In my 30s, I enjoyed the control and power of shaping who I am in running my own business.
My 40s brought me comfort and stability in providing for my family, children and friends.
My 50s gave me a sense of confidence in truly owning who I am and not caring much about what others thought of me.
And now in my 60s, I feel it has brought me grace, acceptance and a sense of peace that everything is ok, everyone is doing their best.
We are all in this together and I’m just enjoying a sense of appreciation of life and everything on my path. I think the years behind me give me the ability to see the bigger picture and the realisation that even the “bad” times were perfect, and necessary, in their own way to have led me to where I am now.
If the first 50 years of my life were about finding me and knowing me, then I feel that the next 50 years are about others and the world around me, specifically about losing some of that individualism and connecting back to the collective understanding of humanity.
It’s about seeing myself in others and loving them exactly as they are; those we know and even those we don’t. It’s about being human and being connected.
I sometimes wonder where this insight and perspective on life comes from. The 20-year-old me would have rolled her eyes and looked away impatiently and my 30-year-old self would have loved the idea, talked the talk but wouldn’t have walked the talk.
Perhaps this 60s’ perspective has a lot to do with the sobering idea that the road ahead is not as long as the one we have travelled so far; the knowledge that some of my friends and loved ones may not be here that long.
Maybe I may not be here that long.
I used to look at “older” people around me and wonder why they had such fixed routines, why they didn’t care to travel that much or bother with restaurants and eating out so much.

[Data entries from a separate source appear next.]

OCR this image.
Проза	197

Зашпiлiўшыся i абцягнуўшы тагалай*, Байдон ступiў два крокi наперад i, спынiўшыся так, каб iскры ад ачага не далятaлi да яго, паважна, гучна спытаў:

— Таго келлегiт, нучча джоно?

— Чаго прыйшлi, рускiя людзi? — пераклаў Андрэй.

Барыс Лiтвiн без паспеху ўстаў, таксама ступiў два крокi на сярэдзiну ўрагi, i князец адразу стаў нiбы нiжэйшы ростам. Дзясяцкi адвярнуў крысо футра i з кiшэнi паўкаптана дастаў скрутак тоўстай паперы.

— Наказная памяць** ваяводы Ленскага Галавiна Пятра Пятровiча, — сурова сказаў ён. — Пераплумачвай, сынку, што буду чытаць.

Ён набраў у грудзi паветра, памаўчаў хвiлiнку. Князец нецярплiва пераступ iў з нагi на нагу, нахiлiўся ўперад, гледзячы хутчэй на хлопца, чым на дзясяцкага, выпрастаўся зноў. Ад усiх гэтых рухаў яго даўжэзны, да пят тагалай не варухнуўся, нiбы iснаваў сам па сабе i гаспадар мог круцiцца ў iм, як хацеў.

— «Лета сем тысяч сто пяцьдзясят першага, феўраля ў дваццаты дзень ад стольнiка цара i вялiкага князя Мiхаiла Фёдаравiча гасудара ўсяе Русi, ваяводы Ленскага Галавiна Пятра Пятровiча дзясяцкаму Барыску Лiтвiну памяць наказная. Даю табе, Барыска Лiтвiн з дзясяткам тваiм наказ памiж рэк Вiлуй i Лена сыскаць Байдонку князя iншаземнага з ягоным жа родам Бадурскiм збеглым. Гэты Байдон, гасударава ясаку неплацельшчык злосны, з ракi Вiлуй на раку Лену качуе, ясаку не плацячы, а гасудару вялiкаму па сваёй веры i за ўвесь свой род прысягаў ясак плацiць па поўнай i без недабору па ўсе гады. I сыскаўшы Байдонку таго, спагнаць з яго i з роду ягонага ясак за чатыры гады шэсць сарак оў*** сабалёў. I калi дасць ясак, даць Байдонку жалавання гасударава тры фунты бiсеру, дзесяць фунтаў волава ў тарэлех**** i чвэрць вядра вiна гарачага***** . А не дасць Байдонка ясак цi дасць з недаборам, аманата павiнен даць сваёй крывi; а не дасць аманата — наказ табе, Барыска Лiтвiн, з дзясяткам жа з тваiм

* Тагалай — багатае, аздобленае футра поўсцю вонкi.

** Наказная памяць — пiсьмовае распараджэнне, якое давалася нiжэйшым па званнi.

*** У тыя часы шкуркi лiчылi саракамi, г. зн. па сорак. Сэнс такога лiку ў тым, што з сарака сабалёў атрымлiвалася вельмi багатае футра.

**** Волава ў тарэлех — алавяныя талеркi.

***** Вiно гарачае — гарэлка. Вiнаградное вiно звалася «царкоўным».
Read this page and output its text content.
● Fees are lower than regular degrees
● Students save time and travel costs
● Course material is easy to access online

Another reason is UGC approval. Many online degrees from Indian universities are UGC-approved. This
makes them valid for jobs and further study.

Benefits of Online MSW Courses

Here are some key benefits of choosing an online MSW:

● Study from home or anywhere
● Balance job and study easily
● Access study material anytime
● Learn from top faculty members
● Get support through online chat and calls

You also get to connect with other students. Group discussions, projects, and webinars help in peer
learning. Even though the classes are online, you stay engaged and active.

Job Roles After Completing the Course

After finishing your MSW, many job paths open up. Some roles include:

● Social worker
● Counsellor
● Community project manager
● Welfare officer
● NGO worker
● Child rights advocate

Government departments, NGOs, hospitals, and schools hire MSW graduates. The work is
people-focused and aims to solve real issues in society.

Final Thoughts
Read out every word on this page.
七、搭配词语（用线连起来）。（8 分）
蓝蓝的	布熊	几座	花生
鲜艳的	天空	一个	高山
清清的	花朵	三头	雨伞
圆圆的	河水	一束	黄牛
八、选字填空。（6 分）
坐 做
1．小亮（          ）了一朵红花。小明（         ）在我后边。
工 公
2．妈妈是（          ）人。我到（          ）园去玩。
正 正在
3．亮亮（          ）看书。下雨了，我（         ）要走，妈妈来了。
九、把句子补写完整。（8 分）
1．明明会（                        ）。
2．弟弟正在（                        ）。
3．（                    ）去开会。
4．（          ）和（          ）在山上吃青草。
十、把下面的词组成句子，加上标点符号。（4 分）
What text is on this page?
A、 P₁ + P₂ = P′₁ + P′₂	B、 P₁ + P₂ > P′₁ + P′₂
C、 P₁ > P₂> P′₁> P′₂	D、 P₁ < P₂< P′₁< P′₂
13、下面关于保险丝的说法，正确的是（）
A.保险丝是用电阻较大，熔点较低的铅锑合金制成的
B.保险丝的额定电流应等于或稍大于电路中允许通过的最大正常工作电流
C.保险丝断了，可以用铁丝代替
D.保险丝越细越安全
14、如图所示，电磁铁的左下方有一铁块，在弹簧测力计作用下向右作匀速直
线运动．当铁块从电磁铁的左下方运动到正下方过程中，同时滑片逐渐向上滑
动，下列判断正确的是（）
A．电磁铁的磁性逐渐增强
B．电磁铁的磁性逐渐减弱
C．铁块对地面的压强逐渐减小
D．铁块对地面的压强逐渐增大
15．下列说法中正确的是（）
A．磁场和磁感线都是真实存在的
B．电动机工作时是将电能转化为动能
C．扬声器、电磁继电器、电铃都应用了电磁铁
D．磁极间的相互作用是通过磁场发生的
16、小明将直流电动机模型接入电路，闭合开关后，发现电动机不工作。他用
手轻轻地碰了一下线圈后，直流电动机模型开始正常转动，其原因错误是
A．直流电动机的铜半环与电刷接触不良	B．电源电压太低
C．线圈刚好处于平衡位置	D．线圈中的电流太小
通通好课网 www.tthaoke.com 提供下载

I really didn’t get it then but I do now. I don’t care for travel much unless it’s to see my family, and I don’t care to eat out unless it’s a meal with friends, and even then I prefer a home cooked meal.
I love my routines especially my exercise as it keeps the doctors away and I want to stay independent in my life for as long as possible. Relationships matter more, buying stuff matters less.
I see it as a rite of passage, it’s the phase of incorporation and reintegration, it’s about bringing all the pieces back and choosing to keep only those, that matter most to me at this phase of my life. Most of all, I want to do this with grace.
I asked my brother why we are able to fall in love with others but not ourselves. His reply was that it’s because we know ourselves. Most people are far too critical of themselves and perhaps as we grow older, we finally get the opportunity to like ourselves more or maybe fall in love with ourselves for the first time.
I like me more at this age than at any other age I have been.
I would have never thought that I would enjoy my 60s so much and get a deeper understanding of my world.
Life never fails to amaze me, and I wonder what gifts my 70s will present.